In our meta-analysis, IV-TXA was administered 5–15 minutes before skin incision, and topical TXA was applied at the acetabulum and the femoral canal after acetabulum and femur preparation and the joint space after fascial closure. When combined TXA was administrated, the duration of fibrinolysis activation would be longer than intravenous use alone. In terms of equal total dose, it would maintain a high plasma concentration with combined TXA administration than the single intravenous use, which might be the reason that we found less blood loss in combined group.
The potential thromboembolic complications should also be concerned. So far, TXA has been applied in THA for more than ten years; a larger amount of clinical evidence had confirmed the safety, without increasing the incidence of both DVT and PE. A retrospective study by Poeran et al included more than 870, 000 patients receiving THA or TKA during a 6-year period, the results found no significant difference on postoperative DVT between TXA and control group (0.4 Vs 0.5%). In our meta-analysis, four studies except Zhang 2015 have reported that Doppler ultrasound was used to detect thromboembolic complications. All the studies used low molecular weight heparin (LMWH) or Enoxaparin as DVT prophylaxis. Total, five cases of thromboembolic complications (2.2%) was found in IV-TXA group and six cases (2.6%) were in the combined TXA group, which did not reach a significant statistical difference. It was indicated that there was no superiority in the rate of thromboembolic events in combined TXA group compared with intravenous TXA group in this study. Nonetheless, uncertainty still remains as the difference of intramuscular venous thrombosis, and DVT and PE screening and more evidence were required to assess the safety of TXA.
There are limitations to the current analysis. Firstly, only five reports were included, and the sample size of each trial was small, which would influence the results. Secondly, most of the available data would support the safety in healthy patients for TXA use rather than those with higher risks. It was underpowered, making it difficult to draw reliable conclusions regarding the use of TXA in high-risk patients. Finally, the optimal dose of TXA administration was still unclear. The decision was sometimes based on the surgeon’s preference or the experience from previous literatures. Additional large studies were required to further refine the right dose of TXA administration.

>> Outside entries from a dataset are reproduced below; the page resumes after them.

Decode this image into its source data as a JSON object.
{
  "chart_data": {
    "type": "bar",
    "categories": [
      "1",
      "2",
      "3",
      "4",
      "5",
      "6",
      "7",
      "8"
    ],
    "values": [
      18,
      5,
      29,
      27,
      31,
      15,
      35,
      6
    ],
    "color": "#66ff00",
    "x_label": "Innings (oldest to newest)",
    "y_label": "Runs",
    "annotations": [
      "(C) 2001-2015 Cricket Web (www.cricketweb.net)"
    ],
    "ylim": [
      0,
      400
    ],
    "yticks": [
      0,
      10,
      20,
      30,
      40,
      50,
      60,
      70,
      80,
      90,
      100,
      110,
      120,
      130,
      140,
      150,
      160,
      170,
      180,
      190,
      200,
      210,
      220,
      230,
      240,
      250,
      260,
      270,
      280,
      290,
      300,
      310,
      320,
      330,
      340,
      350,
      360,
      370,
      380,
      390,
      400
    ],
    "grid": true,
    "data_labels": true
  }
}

The present study has emphasized that combined TXA administration can effectively reduce blood loss, hemoglobin decline and the need for transfusion without increasing the rate of thromboembolic complications when compared with IV-TXA use alone. It is the initial systematic review that evaluates the safety and efficiency of combined TXA administration versus intravenous use alone following THA. High-quality RCTs and well-designed trails are still needed to detect the therapeutic dose or other adverse effects in the future.